Bless her heart - Dona (pronounced DOAN-a, pictured here with Burt) not only came to help us out, she spent the entire day with us on set. And it was a long day, particularly for Burt, who was wearing a suit doing take after take in the 90-degree heat.
Burt hugged Dona when the day was over, and so did I. After going over the footage with Kenny later that evening, I wanted to hug her again. It just wouldn't have been as good without her.

Saturday, June 6, 2015

There's no place like home

It was not my plan to be shooting any of this movie in my hometown of Augusta, but it definitely should have been.
Let me back up for a minute. I've had this day - June 6 - circled on my calendar for weeks. Without getting too much into the technical aspects, we knew it would be difficult.
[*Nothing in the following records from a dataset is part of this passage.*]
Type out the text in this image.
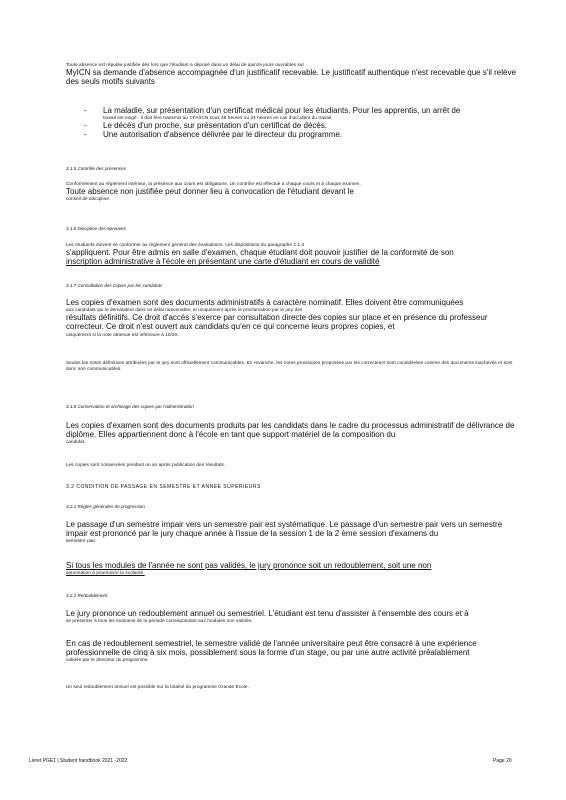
Toute absence est réputée justifiée dès lors que l'étudiant a déposé dans un délai de quinze jours ouvrables sur
MyICN sa demande d'absence accompagnée d'un justificatif recevable. Le justificatif authentique n'est recevable que s'il relève des seuls motifs suivants
- La maladie, sur présentation d'un certificat médical pour les étudiants. Pour les apprentis, un arrêt de
travail est exigé : il doit être transmis au CFA/ICN sous 48 heures ou 24 heures en cas d'accident du travail.
- Le décès d'un proche, sur présentation d'un certificat de décès.
- Une autorisation d'absence délivrée par le directeur du programme.
3.1.5 Contrôle des présences
Conformément au règlement intérieur, la présence aux cours est obligatoire. Un contrôle est effectué à chaque cours et à chaque examen.
Toute absence non justifiée peut donner lieu à convocation de l'étudiant devant le
conseil de discipline.
3.1.6 Discipline des épreuves
Les étudiants doivent se conformer au règlement général des évaluations. Les dispositions du paragraphe 1.1.3
s'appliquent. Pour être admis en salle d'examen, chaque étudiant doit pouvoir justifier de la conformité de son
inscription administrative à l'école en présentant une carte d'étudiant en cours de validité
3.1.7 Consultation des copies par les candidats
Les copies d'examen sont des documents administratifs à caractère nominatif. Elles doivent être communiquées
aux candidats qui le demandent dans un délai raisonnable, et uniquement après la proclamation par le jury des
résultats définitifs. Ce droit d'accès s'exerce par consultation directe des copies sur place et en présence du professeur correcteur. Ce droit n'est ouvert aux candidats qu'en ce qui concerne leurs propres copies, et
uniquement si la note obtenue est inférieure à 10/20.
Seules les notes définitives attribuées par le jury sont officiellement communicables. En revanche, les notes provisoires proposées par les correcteurs sont considérées comme des documents inachevés et sont donc non communicables.
3.1.8 Conservation et archivage des copies par l'administration
Les copies d'examen sont des documents produits par les candidats dans le cadre du processus administratif de délivrance de diplôme. Elles appartiennent donc à l'école en tant que support matériel de la composition du
candidat.
Les copies sont conservées pendant un an après publication des résultats.
3.2 CONDITION DE PASSAGE EN SEMESTRE ET ANNEE SUPERIEURS
3.2.1 Règles générales de progression
Le passage d'un semestre impair vers un semestre pair est systématique. Le passage d'un semestre pair vers un semestre impair est prononcé par le jury chaque année à l'issue de la session 1 de la 2 ème session d'examens du
semestre pair.
Si tous les modules de l'année ne sont pas validés, le jury prononce soit un redoublement, soit une non
autorisation à poursuivre la scolarité.
3.2.2 Redoublement
Le jury prononce un redoublement annuel ou semestriel. L'étudiant est tenu d'assister à l'ensemble des cours et à
se présenter à tous les examens de la période correspondant aux modules non validés.
En cas de redoublement semestriel, le semestre validé de l'année universitaire peut être consacré à une expérience professionnelle de cinq à six mois, possiblement sous la forme d'un stage, ou par une autre activité préalablement
validée par le directeur du programme.
Un seul redoublement annuel est possible sur la totalité du programme Grande Ecole.
Livret PGE1 | Student handbook 2021 -2022	Page 20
But in the days and especially hours leading up to the shoot, we encountered one unforeseen challenge after another.
For one thing, we needed a truly traditional church front. Now, there are a few of those left ... but good luck being granted permission to use it for a movie set.
Then I remembered this stone church (that's Kenny and me standing in front of it). I walked by it nearly every day for four years on my way to Garfield Elementary as a kid. It was absolutely perfect, and the owners are wonderful people who supported our cause.
Once we closed this set, I asked a favor from the folks at the Augusta Historical Theater, and they came through for me too. Boy, did they.

Friday, June 5, 2015

This picture gives me joy

Here is our editor, Kenny Linn, geeking out over a camera stabilizer that just arrived from Memphis. When I carried the box to his door, he had the same sparkle in his eyes as kids do on Christmas morning.
Today we're getting prepared for a somewhat complicated shoot we're doing Saturday in Augusta, Kansas. I'm sure I'll have some good photos from that as well.